Kunst als Geschäftsmöglichkeit
Jens Malte-Fischer fasst seinen Text über Richard Wagners berüchtigtes Pamphlet „Über das Judenthum in der Musik“ zusammen und macht den Widerhall von Wagners Schrift in Hitlers Reden hörbar. „Jedenfalls hat das Judentum an sich überhaupt keinen Kunstwillen, sondern das Judentum sieht in der Kunst genau das, was es in allem sieht, nämlich eine Geschäftsmöglichkeit.“ Sagte Hitler 1929 im Hofbräuhaus in München, mit Richard Wagner als Stichwortgeber.
Der konnte Hitler auch in anderer Hinsicht beliefern. „Ob der Verfall unserer Cultur durch eine gewaltsame Auswerfung des zersetzenden fremden Elements aufgehalten werden könne, vermag ich nicht zu beurteilen“, schrieb Wagner in der verschärften zweiten Ausgabe seines Pamphlets, „denn hierzu Kräfte gehören müssten, deren Vorhandensein mir unbekannt ist.“ Man muss gar nicht weit über diesen Satz hinausgehen, um zur „Endlösung“ zu gelangen.
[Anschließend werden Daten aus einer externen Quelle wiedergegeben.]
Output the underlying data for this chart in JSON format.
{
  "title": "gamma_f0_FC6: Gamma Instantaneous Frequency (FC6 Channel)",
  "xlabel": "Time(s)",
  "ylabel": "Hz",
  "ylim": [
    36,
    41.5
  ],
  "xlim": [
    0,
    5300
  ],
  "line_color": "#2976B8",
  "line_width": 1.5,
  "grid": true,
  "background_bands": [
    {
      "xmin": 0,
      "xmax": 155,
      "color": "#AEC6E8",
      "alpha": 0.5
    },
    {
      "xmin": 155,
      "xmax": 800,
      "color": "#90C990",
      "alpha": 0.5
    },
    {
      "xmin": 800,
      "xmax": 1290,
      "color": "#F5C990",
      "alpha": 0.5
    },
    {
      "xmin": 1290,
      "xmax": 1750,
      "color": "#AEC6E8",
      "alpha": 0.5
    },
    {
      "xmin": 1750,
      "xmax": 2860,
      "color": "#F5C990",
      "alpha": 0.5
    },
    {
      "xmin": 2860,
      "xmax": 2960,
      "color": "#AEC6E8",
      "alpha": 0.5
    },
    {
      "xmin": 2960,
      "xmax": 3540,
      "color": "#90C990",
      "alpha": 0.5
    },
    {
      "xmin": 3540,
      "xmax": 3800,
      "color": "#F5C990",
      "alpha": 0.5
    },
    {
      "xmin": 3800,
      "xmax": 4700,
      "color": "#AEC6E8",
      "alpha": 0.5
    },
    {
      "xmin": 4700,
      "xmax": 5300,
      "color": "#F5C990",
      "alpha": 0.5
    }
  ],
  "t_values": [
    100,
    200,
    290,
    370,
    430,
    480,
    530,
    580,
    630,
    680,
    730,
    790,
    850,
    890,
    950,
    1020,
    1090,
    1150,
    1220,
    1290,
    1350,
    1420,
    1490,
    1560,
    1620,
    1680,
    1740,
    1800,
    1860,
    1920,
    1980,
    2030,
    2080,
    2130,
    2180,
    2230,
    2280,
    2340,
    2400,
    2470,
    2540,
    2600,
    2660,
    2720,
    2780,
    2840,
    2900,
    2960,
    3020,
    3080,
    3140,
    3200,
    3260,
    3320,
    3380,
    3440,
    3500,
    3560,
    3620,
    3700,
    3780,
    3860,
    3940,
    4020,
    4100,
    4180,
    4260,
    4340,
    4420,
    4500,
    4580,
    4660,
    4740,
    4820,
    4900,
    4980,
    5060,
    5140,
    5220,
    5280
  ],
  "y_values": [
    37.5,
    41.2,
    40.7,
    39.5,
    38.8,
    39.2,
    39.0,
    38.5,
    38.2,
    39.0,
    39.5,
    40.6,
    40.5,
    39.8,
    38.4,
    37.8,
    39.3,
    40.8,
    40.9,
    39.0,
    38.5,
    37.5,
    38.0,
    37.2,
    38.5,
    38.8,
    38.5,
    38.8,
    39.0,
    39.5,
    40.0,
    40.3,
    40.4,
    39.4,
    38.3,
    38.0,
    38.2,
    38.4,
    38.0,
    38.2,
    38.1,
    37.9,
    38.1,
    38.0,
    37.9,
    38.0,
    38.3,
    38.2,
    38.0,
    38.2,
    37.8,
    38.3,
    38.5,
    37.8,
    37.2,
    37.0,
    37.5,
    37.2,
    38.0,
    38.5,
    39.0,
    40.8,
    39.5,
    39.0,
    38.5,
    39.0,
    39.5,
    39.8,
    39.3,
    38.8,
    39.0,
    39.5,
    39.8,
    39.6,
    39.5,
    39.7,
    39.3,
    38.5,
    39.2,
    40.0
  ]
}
Cosima Wagner als Mittelpunkt
Hannes Heer wiederholt seine These von Cosima Wagner als Mittelpunkt des Bayreuther Kreises und seines Antisemitismus. „Sie war nicht Wagners Sekretärin, sie war auf Augenhöhe.“ Sie sei die Erbin seines politisch-ideologischen Erbes gewesen. Stefan Mösch wiederum zeigt auf, wie der jüdische Dirigent Hermann Levi unter Bayreuth litt. Auch weil Cosima die quasireligiöse Verehrung Levis für Wagner schickanös ausnützte. Wobei "Jude" oft auch eine reine Zuweisung war. Auch am nichtjüdischen Felix Mottl meinte Cosima Wagner irgendwann die glatte Oberflächlichkeit der verhassten "Rasse" auszumachen.
Wagners Vorstellungen von der Reinigung und Wiedergeburt des deutschen Menschen durch die Kunst wurde zur Quasi-Religion mit Bayreuth als kultischem Zentrum. Dorthin zog es auch den kommenden Bestseller-Autor Houston Stewart Chamberlain (1855 bis 1927), dessen Wirken Anja Lobenstein-Reichmann und Sven Fritz analysieren.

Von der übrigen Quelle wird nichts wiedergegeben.